The capture ratio “is a statistic that tells you how much of the market’s move you have experienced.” (p. 180) If your portfolio grows by 8% during a 10% up move in the market, you would have a 0.80 up capture ratio. If the market goes down 10% and your portfolio falls by 6%, you would have a down capture ratio of 0.60. If in the same bear market scenario your portfolio has a 2% gain, your down capture ratio is -0.20. The capture ratio is a useful statistic because it shows how various portfolios have performed historically and how they might react to future market conditions.
Isbitts argues in favor of using rolling returns in place of trailing or annual returns to evaluate a manager’s past effectiveness. He illustrates the problem with the standard metrics with this table of the “annual returns of three different hypothetical portfolios.”

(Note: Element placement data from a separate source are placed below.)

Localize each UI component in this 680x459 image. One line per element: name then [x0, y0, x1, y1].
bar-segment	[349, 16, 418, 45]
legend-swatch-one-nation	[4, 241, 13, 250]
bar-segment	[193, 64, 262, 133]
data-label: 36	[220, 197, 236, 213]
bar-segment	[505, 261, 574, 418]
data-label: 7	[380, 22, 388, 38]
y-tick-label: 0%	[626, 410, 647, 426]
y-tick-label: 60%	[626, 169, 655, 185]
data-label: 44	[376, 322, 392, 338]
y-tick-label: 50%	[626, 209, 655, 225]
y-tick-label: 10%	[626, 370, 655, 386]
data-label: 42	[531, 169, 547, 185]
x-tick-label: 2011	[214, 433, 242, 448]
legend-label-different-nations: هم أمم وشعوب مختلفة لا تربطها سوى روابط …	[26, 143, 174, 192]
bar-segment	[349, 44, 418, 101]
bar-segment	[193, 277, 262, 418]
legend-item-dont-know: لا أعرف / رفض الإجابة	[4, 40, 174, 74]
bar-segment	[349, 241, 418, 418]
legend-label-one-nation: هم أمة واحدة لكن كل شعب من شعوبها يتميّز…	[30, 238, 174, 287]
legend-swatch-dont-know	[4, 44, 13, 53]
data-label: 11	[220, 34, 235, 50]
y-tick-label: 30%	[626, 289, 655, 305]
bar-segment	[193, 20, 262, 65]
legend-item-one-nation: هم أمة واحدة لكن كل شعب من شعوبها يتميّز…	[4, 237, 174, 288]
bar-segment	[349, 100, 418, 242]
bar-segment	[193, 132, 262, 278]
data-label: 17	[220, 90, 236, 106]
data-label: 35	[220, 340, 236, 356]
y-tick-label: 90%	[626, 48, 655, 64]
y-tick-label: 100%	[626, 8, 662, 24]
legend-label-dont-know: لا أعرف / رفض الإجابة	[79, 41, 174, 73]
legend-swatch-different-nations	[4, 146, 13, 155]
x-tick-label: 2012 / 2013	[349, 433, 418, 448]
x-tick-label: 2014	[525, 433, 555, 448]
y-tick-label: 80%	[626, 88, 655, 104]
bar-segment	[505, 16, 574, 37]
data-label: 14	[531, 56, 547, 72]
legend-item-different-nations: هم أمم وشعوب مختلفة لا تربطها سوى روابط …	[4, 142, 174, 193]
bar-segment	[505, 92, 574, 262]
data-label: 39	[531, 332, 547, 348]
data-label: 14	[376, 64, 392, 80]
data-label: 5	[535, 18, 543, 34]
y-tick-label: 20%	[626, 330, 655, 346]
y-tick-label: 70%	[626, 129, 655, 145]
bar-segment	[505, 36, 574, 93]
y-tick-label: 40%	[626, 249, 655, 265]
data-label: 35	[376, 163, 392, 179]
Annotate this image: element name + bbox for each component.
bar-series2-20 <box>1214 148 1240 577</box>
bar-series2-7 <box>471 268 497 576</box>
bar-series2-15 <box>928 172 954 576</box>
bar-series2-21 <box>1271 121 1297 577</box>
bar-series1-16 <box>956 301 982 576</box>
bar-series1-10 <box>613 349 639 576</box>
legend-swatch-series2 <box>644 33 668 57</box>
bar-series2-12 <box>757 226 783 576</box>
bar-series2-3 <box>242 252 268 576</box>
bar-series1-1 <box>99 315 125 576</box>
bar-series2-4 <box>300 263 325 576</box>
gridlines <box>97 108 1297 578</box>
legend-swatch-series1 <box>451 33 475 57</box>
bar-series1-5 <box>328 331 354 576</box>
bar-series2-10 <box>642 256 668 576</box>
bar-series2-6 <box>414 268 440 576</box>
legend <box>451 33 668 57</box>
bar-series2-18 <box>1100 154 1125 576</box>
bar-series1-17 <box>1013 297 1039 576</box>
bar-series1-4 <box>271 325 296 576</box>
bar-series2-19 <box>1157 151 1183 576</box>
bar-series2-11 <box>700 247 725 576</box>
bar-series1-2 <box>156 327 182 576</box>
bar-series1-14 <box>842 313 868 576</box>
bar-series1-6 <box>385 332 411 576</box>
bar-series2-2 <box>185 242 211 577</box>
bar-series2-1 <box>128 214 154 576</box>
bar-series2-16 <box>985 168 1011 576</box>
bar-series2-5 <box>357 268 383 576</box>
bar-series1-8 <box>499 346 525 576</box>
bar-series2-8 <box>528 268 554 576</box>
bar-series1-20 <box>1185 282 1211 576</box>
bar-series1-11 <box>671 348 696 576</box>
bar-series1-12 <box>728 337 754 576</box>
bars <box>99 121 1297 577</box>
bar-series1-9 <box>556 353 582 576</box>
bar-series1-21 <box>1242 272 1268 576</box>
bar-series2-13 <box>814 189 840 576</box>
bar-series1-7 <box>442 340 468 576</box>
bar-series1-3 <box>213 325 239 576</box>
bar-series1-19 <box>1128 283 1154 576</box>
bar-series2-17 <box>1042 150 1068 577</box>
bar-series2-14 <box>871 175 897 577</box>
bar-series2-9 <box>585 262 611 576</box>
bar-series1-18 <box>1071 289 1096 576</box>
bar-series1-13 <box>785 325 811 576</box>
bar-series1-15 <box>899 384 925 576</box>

As you might suspect, these are not three different portfolios. A is the return of the S&P 500 from February 2002 to January 2007; B is the index’s return from October 2002 to September 2007; C is its return from July 2002 to June 2007.
If the investor looks at rolling returns graphs (and they can be for whatever length his analytics tool permits—3-, 6-, 12-month, or for those with a very long time horizon 5- or 10-year) he can glean important information. The author suggests studying how often a fund’s “rolling 12-month return has crossed into negative territory and for how long” and doing peak-to-trough analysis “whereby we analyze returns from different market tops to market bottoms, and vice versa.” (p. 186)
This is a thoughtful book on portfolio construction, one which financial advisors would do well to read. The individual investor might not be able to implement all of Isbitts’ suggestions, but the principles set forth in this book should enable him to both reassess the potential robustness of his portfolio and make some improvements to his mix.